MCB: You’ve always been a tinkerer where does that come from?
TD: Yes, well I have a short attention span. I’m not a scientist, I just like flashes of creative exploration like when I play around with devices. I love messing around with new things. I think the fact that I chose film this time around as the medium of this piece is a reflection me toying with technology that has become very accessible. Equipment that used to be very expensive has now come down to street level and that’s a great opportunity for me to plunge in and fool around and see what I can do with it. It’s the same case with music, suddenly you can make a record without a music label and a budget.

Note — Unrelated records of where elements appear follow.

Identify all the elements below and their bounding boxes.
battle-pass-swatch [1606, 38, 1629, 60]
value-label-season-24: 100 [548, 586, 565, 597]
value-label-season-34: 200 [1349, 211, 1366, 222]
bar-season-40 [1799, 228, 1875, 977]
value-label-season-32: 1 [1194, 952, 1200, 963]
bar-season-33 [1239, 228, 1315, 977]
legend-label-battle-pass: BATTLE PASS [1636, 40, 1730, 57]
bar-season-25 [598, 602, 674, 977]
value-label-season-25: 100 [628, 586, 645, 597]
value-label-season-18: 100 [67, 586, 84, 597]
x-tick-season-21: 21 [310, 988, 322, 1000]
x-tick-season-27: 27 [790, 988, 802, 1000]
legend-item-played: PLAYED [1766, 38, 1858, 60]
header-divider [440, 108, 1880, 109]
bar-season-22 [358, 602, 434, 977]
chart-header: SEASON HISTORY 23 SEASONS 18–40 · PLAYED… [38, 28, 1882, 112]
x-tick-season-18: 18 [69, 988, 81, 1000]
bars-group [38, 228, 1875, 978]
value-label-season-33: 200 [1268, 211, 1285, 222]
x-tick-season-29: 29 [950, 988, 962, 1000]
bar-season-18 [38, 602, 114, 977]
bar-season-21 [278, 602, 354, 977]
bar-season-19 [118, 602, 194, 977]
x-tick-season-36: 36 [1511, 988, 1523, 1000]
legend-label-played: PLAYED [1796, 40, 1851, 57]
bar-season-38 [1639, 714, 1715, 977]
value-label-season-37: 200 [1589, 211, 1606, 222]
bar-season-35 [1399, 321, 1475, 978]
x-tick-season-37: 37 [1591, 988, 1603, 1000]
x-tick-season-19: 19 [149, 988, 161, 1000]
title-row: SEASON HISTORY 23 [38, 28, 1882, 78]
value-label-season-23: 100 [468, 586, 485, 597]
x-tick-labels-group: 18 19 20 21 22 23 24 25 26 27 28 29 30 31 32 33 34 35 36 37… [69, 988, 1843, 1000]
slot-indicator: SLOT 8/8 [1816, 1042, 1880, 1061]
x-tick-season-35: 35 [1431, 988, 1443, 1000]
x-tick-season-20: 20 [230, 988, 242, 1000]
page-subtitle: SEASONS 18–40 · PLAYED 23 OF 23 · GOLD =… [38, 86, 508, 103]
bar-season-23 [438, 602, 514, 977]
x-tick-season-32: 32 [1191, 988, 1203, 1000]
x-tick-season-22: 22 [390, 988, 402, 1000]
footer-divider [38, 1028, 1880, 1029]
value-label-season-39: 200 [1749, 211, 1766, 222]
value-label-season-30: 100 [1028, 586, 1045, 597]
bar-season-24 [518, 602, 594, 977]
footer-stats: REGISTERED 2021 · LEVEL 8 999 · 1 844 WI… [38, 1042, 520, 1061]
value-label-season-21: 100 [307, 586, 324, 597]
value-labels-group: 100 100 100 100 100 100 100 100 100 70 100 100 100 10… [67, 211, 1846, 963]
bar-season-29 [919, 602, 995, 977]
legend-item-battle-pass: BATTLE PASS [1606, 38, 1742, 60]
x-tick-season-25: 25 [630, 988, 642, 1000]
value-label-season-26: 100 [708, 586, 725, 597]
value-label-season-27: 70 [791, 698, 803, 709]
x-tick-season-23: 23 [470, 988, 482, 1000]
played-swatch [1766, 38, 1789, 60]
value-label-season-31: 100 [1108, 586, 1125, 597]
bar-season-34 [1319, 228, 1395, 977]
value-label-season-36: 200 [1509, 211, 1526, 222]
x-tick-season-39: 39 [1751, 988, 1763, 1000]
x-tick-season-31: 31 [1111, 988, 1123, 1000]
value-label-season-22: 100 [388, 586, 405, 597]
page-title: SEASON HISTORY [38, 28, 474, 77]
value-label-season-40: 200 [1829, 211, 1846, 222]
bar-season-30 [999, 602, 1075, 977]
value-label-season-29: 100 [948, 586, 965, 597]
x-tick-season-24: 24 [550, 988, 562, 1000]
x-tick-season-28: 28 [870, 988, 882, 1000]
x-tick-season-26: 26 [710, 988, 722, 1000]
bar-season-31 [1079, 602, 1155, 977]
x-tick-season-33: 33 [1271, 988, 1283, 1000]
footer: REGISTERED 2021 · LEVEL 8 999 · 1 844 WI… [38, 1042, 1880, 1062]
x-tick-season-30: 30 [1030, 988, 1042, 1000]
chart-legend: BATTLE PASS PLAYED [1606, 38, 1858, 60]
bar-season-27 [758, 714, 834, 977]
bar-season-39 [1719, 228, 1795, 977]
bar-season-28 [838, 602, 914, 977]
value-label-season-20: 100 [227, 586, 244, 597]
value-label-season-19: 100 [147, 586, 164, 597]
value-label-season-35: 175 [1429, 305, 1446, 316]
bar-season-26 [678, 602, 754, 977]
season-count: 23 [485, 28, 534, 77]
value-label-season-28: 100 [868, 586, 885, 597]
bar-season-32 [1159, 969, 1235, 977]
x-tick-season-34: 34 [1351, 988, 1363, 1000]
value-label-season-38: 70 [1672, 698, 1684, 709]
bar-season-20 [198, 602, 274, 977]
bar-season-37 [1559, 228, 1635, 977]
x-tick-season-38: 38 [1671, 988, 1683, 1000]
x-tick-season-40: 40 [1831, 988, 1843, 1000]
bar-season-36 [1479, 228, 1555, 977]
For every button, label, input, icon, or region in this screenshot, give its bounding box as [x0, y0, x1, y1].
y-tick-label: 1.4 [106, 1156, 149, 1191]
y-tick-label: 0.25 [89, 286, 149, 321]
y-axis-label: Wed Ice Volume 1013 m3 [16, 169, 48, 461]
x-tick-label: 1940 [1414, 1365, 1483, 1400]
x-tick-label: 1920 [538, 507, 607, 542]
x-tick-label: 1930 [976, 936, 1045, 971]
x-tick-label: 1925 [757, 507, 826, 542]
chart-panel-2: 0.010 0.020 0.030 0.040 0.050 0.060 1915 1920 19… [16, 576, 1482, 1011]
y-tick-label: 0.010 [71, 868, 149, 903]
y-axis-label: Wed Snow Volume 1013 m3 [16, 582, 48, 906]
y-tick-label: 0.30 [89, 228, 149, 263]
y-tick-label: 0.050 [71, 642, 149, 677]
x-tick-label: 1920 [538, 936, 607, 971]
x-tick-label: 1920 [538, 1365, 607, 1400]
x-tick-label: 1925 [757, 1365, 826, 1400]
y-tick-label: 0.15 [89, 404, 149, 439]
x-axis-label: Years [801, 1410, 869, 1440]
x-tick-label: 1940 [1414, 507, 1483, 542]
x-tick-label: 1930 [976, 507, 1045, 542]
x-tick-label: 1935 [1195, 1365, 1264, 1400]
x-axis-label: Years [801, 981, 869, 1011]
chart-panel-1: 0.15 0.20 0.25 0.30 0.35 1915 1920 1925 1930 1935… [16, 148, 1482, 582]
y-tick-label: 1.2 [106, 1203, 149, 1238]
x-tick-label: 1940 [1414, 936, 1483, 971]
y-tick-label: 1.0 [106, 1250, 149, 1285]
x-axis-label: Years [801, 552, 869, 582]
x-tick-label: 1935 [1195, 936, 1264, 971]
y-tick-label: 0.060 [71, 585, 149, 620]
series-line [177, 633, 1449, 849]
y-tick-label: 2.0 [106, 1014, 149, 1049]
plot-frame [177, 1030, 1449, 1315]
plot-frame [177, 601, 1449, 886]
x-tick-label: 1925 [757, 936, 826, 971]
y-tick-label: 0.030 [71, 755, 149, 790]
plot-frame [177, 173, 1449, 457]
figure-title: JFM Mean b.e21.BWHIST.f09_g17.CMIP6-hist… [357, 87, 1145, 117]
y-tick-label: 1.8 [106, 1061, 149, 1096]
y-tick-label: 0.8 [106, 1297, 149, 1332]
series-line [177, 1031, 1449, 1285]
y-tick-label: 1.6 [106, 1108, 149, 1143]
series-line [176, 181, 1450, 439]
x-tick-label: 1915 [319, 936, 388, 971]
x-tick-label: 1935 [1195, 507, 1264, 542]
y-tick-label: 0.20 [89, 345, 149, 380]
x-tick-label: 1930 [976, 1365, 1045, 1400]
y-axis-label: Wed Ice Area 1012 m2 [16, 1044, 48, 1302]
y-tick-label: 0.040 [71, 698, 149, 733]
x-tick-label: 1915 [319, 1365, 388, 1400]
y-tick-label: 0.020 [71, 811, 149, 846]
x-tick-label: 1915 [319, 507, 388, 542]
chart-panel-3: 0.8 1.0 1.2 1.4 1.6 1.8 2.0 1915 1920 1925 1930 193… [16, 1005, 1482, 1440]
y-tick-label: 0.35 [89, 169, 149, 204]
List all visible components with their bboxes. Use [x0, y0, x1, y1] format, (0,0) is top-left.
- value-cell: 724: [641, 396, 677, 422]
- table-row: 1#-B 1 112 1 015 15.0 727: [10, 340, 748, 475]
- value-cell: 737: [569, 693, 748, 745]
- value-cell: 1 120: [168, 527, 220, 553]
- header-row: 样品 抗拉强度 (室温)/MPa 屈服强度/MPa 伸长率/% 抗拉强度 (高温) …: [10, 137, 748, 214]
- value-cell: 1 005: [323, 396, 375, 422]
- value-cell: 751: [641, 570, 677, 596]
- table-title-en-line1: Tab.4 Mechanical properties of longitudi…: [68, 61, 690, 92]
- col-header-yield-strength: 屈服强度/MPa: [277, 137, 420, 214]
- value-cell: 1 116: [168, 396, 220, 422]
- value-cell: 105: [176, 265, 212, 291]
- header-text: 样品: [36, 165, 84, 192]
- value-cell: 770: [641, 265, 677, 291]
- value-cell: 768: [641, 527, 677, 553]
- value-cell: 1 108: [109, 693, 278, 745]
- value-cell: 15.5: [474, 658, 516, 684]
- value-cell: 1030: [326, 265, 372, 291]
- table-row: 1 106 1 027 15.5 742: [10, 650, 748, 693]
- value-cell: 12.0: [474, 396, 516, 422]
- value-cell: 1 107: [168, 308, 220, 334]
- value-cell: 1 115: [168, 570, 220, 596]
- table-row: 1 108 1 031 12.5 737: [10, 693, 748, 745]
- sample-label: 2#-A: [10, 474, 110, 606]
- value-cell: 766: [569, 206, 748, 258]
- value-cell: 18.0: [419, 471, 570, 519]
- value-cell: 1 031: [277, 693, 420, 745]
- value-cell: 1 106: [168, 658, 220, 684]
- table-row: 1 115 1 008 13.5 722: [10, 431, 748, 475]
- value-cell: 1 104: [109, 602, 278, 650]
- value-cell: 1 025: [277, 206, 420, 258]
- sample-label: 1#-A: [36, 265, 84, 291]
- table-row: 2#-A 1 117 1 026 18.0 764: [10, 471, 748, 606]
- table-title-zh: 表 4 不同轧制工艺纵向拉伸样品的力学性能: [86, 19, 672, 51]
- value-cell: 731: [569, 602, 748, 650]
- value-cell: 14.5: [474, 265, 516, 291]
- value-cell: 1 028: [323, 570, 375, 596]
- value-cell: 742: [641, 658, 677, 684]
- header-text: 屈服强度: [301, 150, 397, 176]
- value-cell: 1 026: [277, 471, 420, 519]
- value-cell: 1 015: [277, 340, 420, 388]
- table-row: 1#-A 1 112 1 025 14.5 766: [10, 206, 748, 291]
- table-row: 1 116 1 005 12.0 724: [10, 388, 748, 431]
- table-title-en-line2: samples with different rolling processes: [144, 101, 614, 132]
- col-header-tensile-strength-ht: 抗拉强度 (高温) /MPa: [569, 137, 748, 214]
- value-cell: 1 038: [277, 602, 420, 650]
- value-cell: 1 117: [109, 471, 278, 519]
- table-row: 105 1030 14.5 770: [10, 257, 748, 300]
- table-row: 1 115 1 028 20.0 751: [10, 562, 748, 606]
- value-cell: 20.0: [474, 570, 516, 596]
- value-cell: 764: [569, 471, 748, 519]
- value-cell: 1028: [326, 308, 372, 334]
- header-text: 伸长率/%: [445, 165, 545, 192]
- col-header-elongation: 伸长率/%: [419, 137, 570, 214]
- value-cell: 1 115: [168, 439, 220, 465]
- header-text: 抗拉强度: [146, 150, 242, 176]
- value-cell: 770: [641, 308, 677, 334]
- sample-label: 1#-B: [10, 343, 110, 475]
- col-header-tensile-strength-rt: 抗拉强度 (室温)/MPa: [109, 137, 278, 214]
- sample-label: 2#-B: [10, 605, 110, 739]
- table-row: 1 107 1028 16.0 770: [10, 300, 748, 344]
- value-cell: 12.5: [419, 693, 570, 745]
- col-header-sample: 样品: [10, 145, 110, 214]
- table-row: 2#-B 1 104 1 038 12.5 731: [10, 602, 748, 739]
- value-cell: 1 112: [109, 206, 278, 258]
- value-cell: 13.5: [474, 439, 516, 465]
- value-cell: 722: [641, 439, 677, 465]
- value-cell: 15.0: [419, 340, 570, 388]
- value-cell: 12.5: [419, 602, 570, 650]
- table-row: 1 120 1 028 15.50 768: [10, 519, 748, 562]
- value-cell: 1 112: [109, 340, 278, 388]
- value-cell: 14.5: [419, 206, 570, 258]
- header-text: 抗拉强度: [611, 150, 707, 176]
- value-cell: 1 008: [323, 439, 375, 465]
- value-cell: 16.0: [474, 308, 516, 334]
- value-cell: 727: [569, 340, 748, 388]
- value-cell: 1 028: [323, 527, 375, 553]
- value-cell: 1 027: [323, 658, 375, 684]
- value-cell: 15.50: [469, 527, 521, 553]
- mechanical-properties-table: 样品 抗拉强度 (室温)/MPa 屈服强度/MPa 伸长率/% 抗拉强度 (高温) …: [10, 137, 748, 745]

MCB: Is there a downside to getting tools and technology freely into the hands of everybody?
TD: With the arrival of an affordable technology it may not fill in the fundamentals. With Garageband in 10 minutes you can feel like you’re making some sophisticated music. The problem is there are 10,000 other people in the world making that same exact combination of loops and thinking they are making brilliant music as well. So it does unleash a lot of mediocrity, but you have to believe it’s going reveal a diamond in the rough. To find it you have to go underneath it. Kids have an amazing ability to drill down into a world like this and come up with a new way of using it that has never been done. They are making amazing sounds I’ve never heard before.
MCB: I see 2 sides to you one very social and the other a more desolate person…
TD: Desolate is may be too strong a word but I do like my solitude and my own company. When I am up on stage I’m a bit of an exhibitionist but ‘m actually quite introverted.
MCB: You have had chart topping hits, successful business ventures, and more. What do you tell young people today about what defines a satisfying life?
TD: Getting yourself into a position where you can pursue your art and your creativity without being at the whim of a label or an individual is the idea of success for me. So many people, in order to pay for the privilege of being an artist sort have to bite the bullet and make compromises that fit somebody else’s definitions. I’ve been working the last 5 -6 years on what I want to without paying heed from others. That to me is success and I wouldn’t trade it off for being one’s errand boy while having a lot of commercial success and making a ton of money. I always set off to emulate my heroes growing up, people like Captain Beefhart, Dan Hicks and Joni Mitchell. These were people that were not at the top of the charts but were still highly acclaimed. I feel I’m at the point in my life where I’m doing exactly the work I want to do while also doing some of the best work of my career.
MCB: What’s next for you after the tour?
TD: I really don’t have a clue yet. I feel I’ve been very self-centered the past years, my album, my tour. I think I’m due for some collaboration, maybe work with some contemporary artists. In the old days I did this with Prefab Sprout and others. I feel it really enriched me as an artist in the 80’s and 90’s.